Superposition is a problem-solving technique that involves breaking down a circuit into smaller, simpler sub-circuits and analyzing each one separately. This method is especially useful when dealing with circuits that have dependent sources, as it allows us to determine the effect of each source on the circuit's overall behavior.

## 2. What is a dependent source in a circuit?

A dependent source is a type of circuit element whose output is determined by some other parameter or component in the circuit.

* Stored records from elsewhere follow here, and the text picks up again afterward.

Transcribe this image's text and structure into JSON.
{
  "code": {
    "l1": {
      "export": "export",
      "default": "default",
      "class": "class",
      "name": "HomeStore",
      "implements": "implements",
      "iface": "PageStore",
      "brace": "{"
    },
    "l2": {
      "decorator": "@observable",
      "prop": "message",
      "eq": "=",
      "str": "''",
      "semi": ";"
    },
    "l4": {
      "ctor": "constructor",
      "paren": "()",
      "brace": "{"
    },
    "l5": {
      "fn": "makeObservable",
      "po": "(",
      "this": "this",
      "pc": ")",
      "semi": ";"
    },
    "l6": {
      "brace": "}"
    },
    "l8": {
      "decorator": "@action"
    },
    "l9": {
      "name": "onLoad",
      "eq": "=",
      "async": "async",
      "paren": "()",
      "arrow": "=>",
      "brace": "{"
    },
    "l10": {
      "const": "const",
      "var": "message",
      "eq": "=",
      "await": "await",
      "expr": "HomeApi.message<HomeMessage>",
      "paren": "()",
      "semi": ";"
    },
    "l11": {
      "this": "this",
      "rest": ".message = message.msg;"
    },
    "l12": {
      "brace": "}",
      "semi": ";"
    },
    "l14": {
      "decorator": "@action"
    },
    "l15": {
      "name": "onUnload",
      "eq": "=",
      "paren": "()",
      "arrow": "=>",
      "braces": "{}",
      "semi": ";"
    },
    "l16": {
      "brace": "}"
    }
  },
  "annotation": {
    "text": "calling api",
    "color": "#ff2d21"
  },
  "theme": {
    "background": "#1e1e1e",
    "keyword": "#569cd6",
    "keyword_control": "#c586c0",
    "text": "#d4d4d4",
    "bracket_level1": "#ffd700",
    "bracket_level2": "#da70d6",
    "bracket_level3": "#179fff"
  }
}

This can be a voltage or current source that is dependent on the voltage or current of another source or element in the circuit.

## 3. What is the first step in using superposition to solve a circuit with dependent sources?

The first step is to identify all the sources in the circuit, both independent and dependent. Then, we need to turn off all but one of the independent sources and analyze the resulting circuit. This will give us the contribution of that source to the overall circuit behavior.

## 4. Are there any limitations to using superposition to solve circuits with dependent sources?

Yes, there are some limitations to using superposition. This method can only be applied to linear circuits, meaning that all the circuit elements must follow Ohm's law and have a linear relationship between voltage and current. Additionally, it can only be used for circuits with a single frequency source.

## 5. Can superposition be used for circuits with multiple dependent sources?

Yes, superposition can be used for circuits with multiple dependent sources. In this case, we would need to repeat the process for each dependent source, turning off all the other sources and analyzing the circuit separately. Then, we can combine the results to determine the overall behavior of the circuit.